Our room in The Hassler was one of the more recently updated, with a modern, white-silver-and-black décor, a wonderfully roomy dressing area and stunning, large marble bathroom. (I recall the days when bathrooms in Rome, even at the five-star level, were cramped and uncomfortable.)
As with the Cavalieri's great restaurant, La Pergola, I will be reporting on The Hassler's marvelous Imago terrace dining room in the near future. You may also dine at the riotously colorful Salone Eva with its adjacent bar (favored by the late Princess Diana) or the outdoor Palm Court Garden Restaurant & Bar. Wherever you allow yourself to drop after a day of sightseeing, you'll feel cushioned against all the world's follies and foibles, content to drink a Martini or Negroni on a tufted banquette in view of a marble fireplace and bookcases, wondering when Signore Wirth may come by to greet his old friends and his new acquaintances, to make sure everything is being done for your comfort.
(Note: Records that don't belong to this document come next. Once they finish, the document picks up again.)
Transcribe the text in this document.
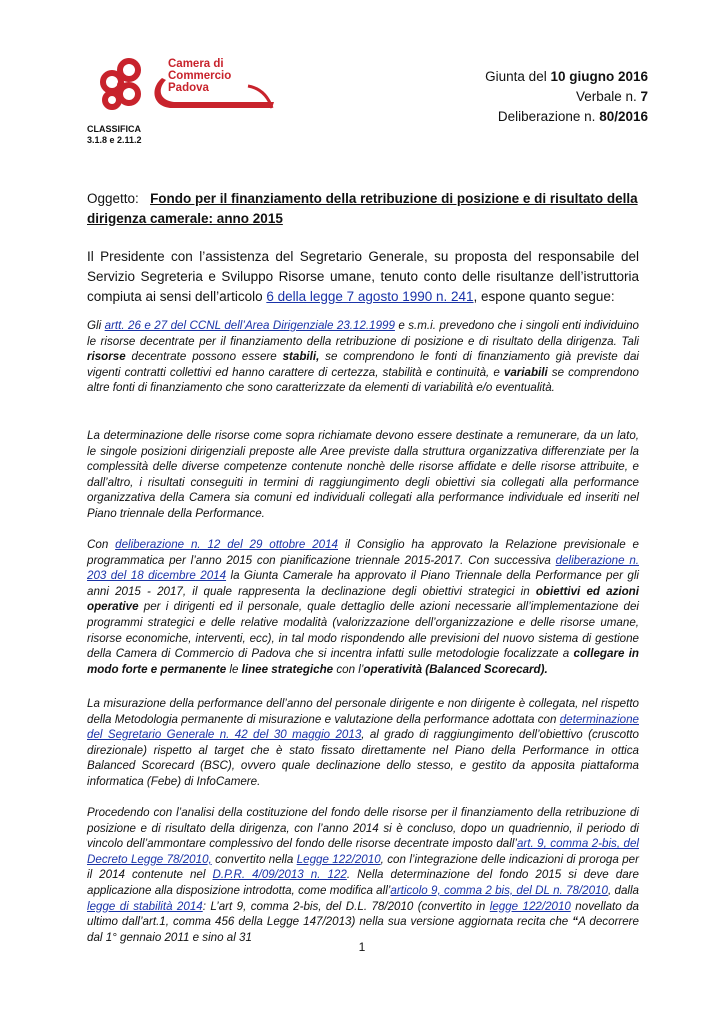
Camera di Commercio
Padova
CLASSIFICA
3.1.8 e 2.11.2
Giunta del 10 giugno 2016
Verbale n. 7
Deliberazione n. 80/2016
Oggetto: Fondo per il finanziamento della retribuzione di posizione e di risultato della dirigenza camerale: anno 2015
Il Presidente con l’assistenza del Segretario Generale, su proposta del responsabile del Servizio Segreteria e Sviluppo Risorse umane, tenuto conto delle risultanze dell’istruttoria compiuta ai sensi dell’articolo 6 della legge 7 agosto 1990 n. 241, espone quanto segue:
Gli artt. 26 e 27 del CCNL dell’Area Dirigenziale 23.12.1999 e s.m.i. prevedono che i singoli enti individuino le risorse decentrate per il finanziamento della retribuzione di posizione e di risultato della dirigenza. Tali risorse decentrate possono essere stabili, se comprendono le fonti di finanziamento già previste dai vigenti contratti collettivi ed hanno carattere di certezza, stabilità e continuità, e variabili se comprendono altre fonti di finanziamento che sono caratterizzate da elementi di variabilità e/o eventualità.
La determinazione delle risorse come sopra richiamate devono essere destinate a remunerare, da un lato, le singole posizioni dirigenziali preposte alle Aree previste dalla struttura organizzativa differenziate per la complessità delle diverse competenze contenute nonchè delle risorse affidate e delle risorse attribuite, e dall’altro, i risultati conseguiti in termini di raggiungimento degli obiettivi sia collegati alla performance organizzativa della Camera sia comuni ed individuali collegati alla performance individuale ed inseriti nel Piano triennale della Performance.
Con deliberazione n. 12 del 29 ottobre 2014 il Consiglio ha approvato la Relazione previsionale e programmatica per l’anno 2015 con pianificazione triennale 2015-2017. Con successiva deliberazione n. 203 del 18 dicembre 2014 la Giunta Camerale ha approvato il Piano Triennale della Performance per gli anni 2015 - 2017, il quale rappresenta la declinazione degli obiettivi strategici in obiettivi ed azioni operative per i dirigenti ed il personale, quale dettaglio delle azioni necessarie all’implementazione dei programmi strategici e delle relative modalità (valorizzazione dell’organizzazione e delle risorse umane, risorse economiche, interventi, ecc), in tal modo rispondendo alle previsioni del nuovo sistema di gestione della Camera di Commercio di Padova che si incentra infatti sulle metodologie focalizzate a collegare in modo forte e permanente le linee strategiche con l’operatività (Balanced Scorecard).
La misurazione della performance dell’anno del personale dirigente e non dirigente è collegata, nel rispetto della Metodologia permanente di misurazione e valutazione della performance adottata con determinazione del Segretario Generale n. 42 del 30 maggio 2013, al grado di raggiungimento dell’obiettivo (cruscotto direzionale) rispetto al target che è stato fissato direttamente nel Piano della Performance in ottica Balanced Scorecard (BSC), ovvero quale declinazione dello stesso, e gestito da apposita piattaforma informatica (Febe) di InfoCamere.
Procedendo con l’analisi della costituzione del fondo delle risorse per il finanziamento della retribuzione di posizione e di risultato della dirigenza, con l’anno 2014 si è concluso, dopo un quadriennio, il periodo di vincolo dell’ammontare complessivo del fondo delle risorse decentrate imposto dall’art. 9, comma 2-bis, del Decreto Legge 78/2010, convertito nella Legge 122/2010, con l’integrazione delle indicazioni di proroga per il 2014 contenute nel D.P.R. 4/09/2013 n. 122. Nella determinazione del fondo 2015 si deve dare applicazione alla disposizione introdotta, come modifica all’articolo 9, comma 2 bis, del DL n. 78/2010, dalla legge di stabilità 2014: L’art 9, comma 2-bis, del D.L. 78/2010 (convertito in legge 122/2010 novellato da ultimo dall’art.1, comma 456 della Legge 147/2013) nella sua versione aggiornata recita che “A decorrere dal 1° gennaio 2011 e sino al 31
1
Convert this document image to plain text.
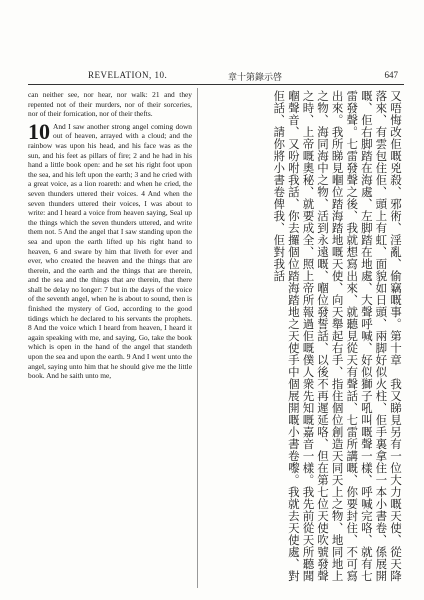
REVELATION, 10.	章十第錄示啓	647

can neither see, nor hear, nor walk: 21 and they repented not of their murders, nor of their sorceries, nor of their fornication, nor of their thefts.

10 And I saw another strong angel coming down out of heaven, arrayed with a cloud; and the rainbow was upon his head, and his face was as the sun, and his feet as pillars of fire; 2 and he had in his hand a little book open: and he set his right foot upon the sea, and his left upon the earth; 3 and he cried with a great voice, as a lion roareth: and when he cried, the seven thunders uttered their voices. 4 And when the seven thunders uttered their voices, I was about to write: and I heard a voice from heaven saying, Seal up the things which the seven thunders uttered, and write them not. 5 And the angel that I saw standing upon the sea and upon the earth lifted up his right hand to heaven, 6 and sware by him that liveth for ever and ever, who created the heaven and the things that are therein, and the earth and the things that are therein, and the sea and the things that are therein, that there shall be delay no longer: 7 but in the days of the voice of the seventh angel, when he is about to sound, then is finished the mystery of God, according to the good tidings which he declared to his servants the prophets. 8 And the voice which I heard from heaven, I heard it again speaking with me, and saying, Go, take the book which is open in the hand of the angel that standeth upon the sea and upon the earth. 9 And I went unto the angel, saying unto him that he should give me the little book. And he saith unto me,	又唔悔改佢嘅兇殺、邪術、淫亂、偷竊嘅事。第十章　我又睇見另有一位大力嘅天使、從天降落來、有雲包住佢、頭上有虹、面貌如日頭、兩脚好似火柱、佢手裏拿住一本小書卷、係展開嘅、佢右脚踏在海處、左脚踏在地處、大聲呼喊、好似獅子吼叫嘅聲一樣、呼喊完咯、就有七雷發聲。七雷發聲之後、我就想寫出來、就聽見從天有聲話、七雷所講嘅、你要封住、不可寫出來。我所睇見嗰位踏海踏地嘅天使、向天舉起右手、指住個位創造天同天上之物、地同地上之物、海同海中之物、活到永遠嘅、嗰位發誓話、以後不再遲延咯、但在第七位天使吹號發聲之時、上帝嘅奧秘、就要成全、照上帝所報過佢嘅僕人衆先知嘅嘉音一樣。我先前從天所聽聞嗰聲音、又吩咐我話、你去攞個位踏海踏地之天使手中個展開嘅小書卷嚟。我就去天使處、對佢話、請你將小書卷俾我、佢對我話
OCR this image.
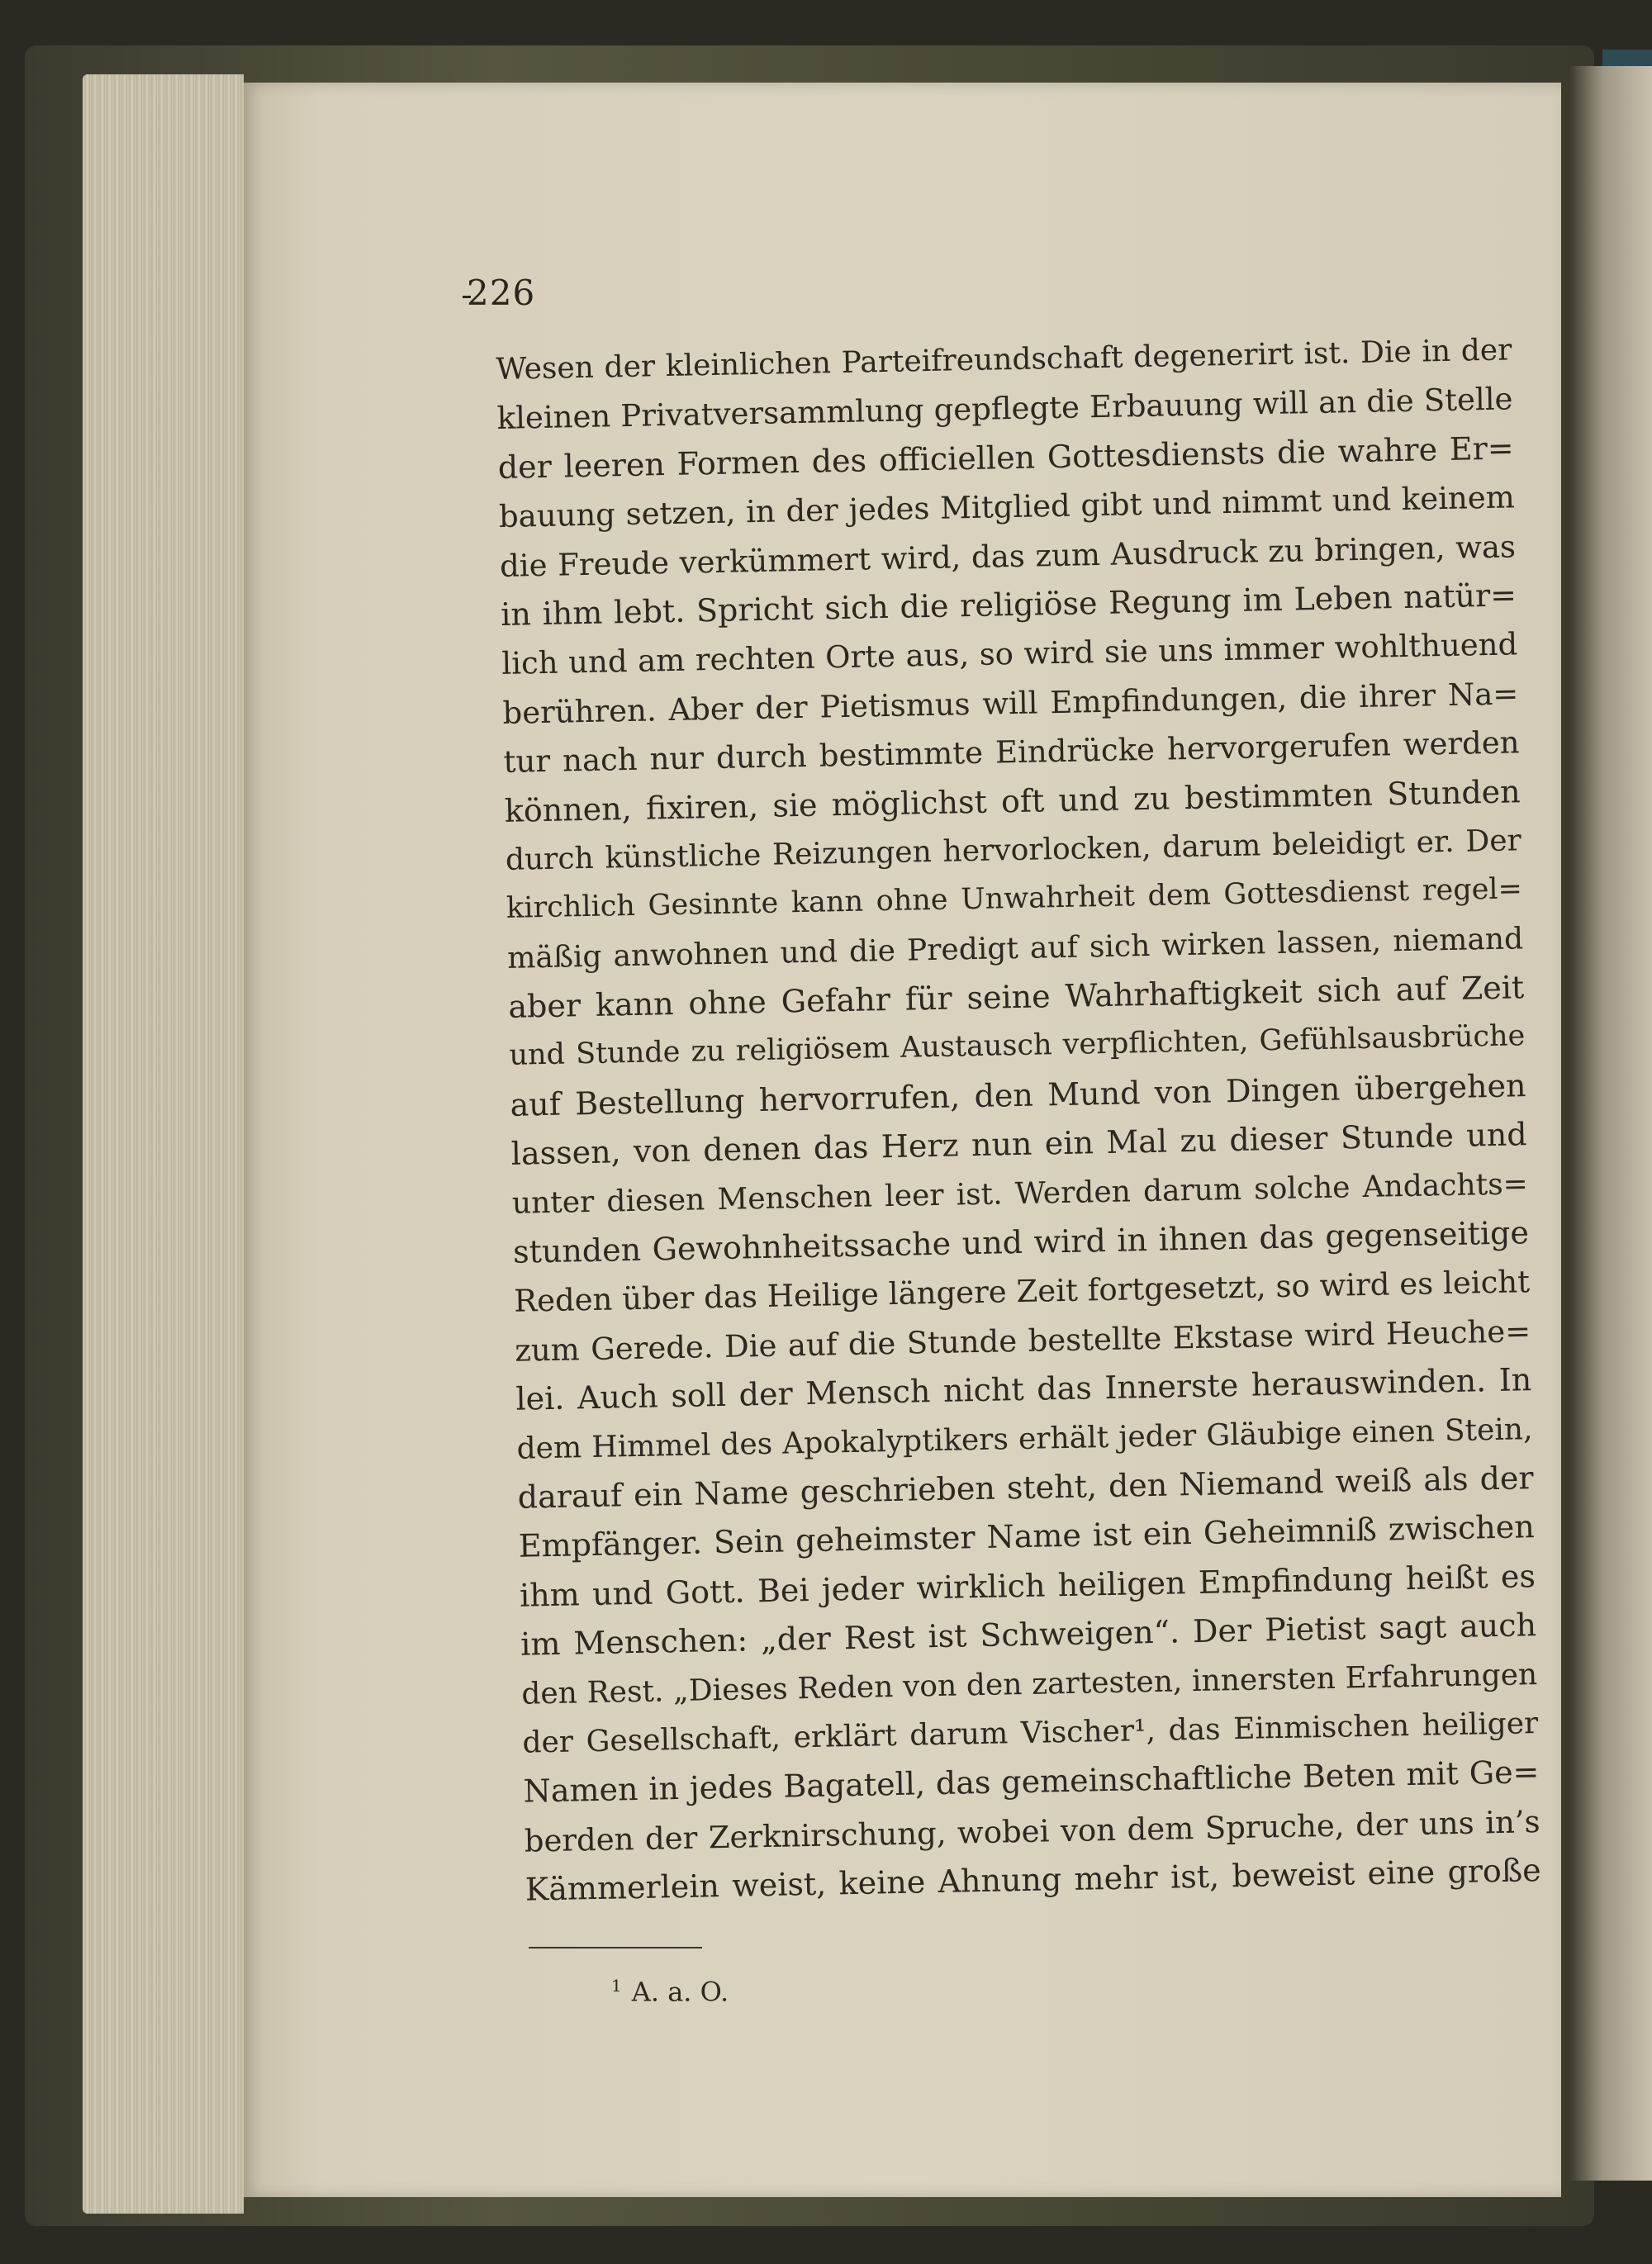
226
Wesen der kleinlichen Parteifreundschaft degenerirt ist. Die in der
kleinen Privatversammlung gepflegte Erbauung will an die Stelle
der leeren Formen des officiellen Gottesdiensts die wahre Er=
bauung setzen, in der jedes Mitglied gibt und nimmt und keinem
die Freude verkümmert wird, das zum Ausdruck zu bringen, was
in ihm lebt. Spricht sich die religiöse Regung im Leben natür=
lich und am rechten Orte aus, so wird sie uns immer wohlthuend
berühren. Aber der Pietismus will Empfindungen, die ihrer Na=
tur nach nur durch bestimmte Eindrücke hervorgerufen werden
können, fixiren, sie möglichst oft und zu bestimmten Stunden
durch künstliche Reizungen hervorlocken, darum beleidigt er. Der
kirchlich Gesinnte kann ohne Unwahrheit dem Gottesdienst regel=
mäßig anwohnen und die Predigt auf sich wirken lassen, niemand
aber kann ohne Gefahr für seine Wahrhaftigkeit sich auf Zeit
und Stunde zu religiösem Austausch verpflichten, Gefühlsausbrüche
auf Bestellung hervorrufen, den Mund von Dingen übergehen
lassen, von denen das Herz nun ein Mal zu dieser Stunde und
unter diesen Menschen leer ist. Werden darum solche Andachts=
stunden Gewohnheitssache und wird in ihnen das gegenseitige
Reden über das Heilige längere Zeit fortgesetzt, so wird es leicht
zum Gerede. Die auf die Stunde bestellte Ekstase wird Heuche=
lei. Auch soll der Mensch nicht das Innerste herauswinden. In
dem Himmel des Apokalyptikers erhält jeder Gläubige einen Stein,
darauf ein Name geschrieben steht, den Niemand weiß als der
Empfänger. Sein geheimster Name ist ein Geheimniß zwischen
ihm und Gott. Bei jeder wirklich heiligen Empfindung heißt es
im Menschen: „der Rest ist Schweigen“. Der Pietist sagt auch
den Rest. „Dieses Reden von den zartesten, innersten Erfahrungen
der Gesellschaft, erklärt darum Vischer¹, das Einmischen heiliger
Namen in jedes Bagatell, das gemeinschaftliche Beten mit Ge=
berden der Zerknirschung, wobei von dem Spruche, der uns in’s
Kämmerlein weist, keine Ahnung mehr ist, beweist eine große
$^1$ A. a. O.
Through The Hassler's revolving doors has come the whole world, and the hotel's concierges perform more miracles than the Pope, at the request of guests who are as demanding as they are eccentric. From your room you can see the hokey grandeur of the Victor Emmanuel II monument and the splendor of the Piazza Navona, the cool greenery of the Borghese Gardens and all the glowing marble domes of Rome's churches and St. Peter's spread across the horizon.
At twilight the intense blue of Rome's sky softens into a band of pink and fiery orange punctuated by the city's steeples and spires. The lights of Rome's monuments come up to mimic the incandescence of the moon, and everyone in the streets seems in the throes of la dolce vita until the church bells toll at midnight.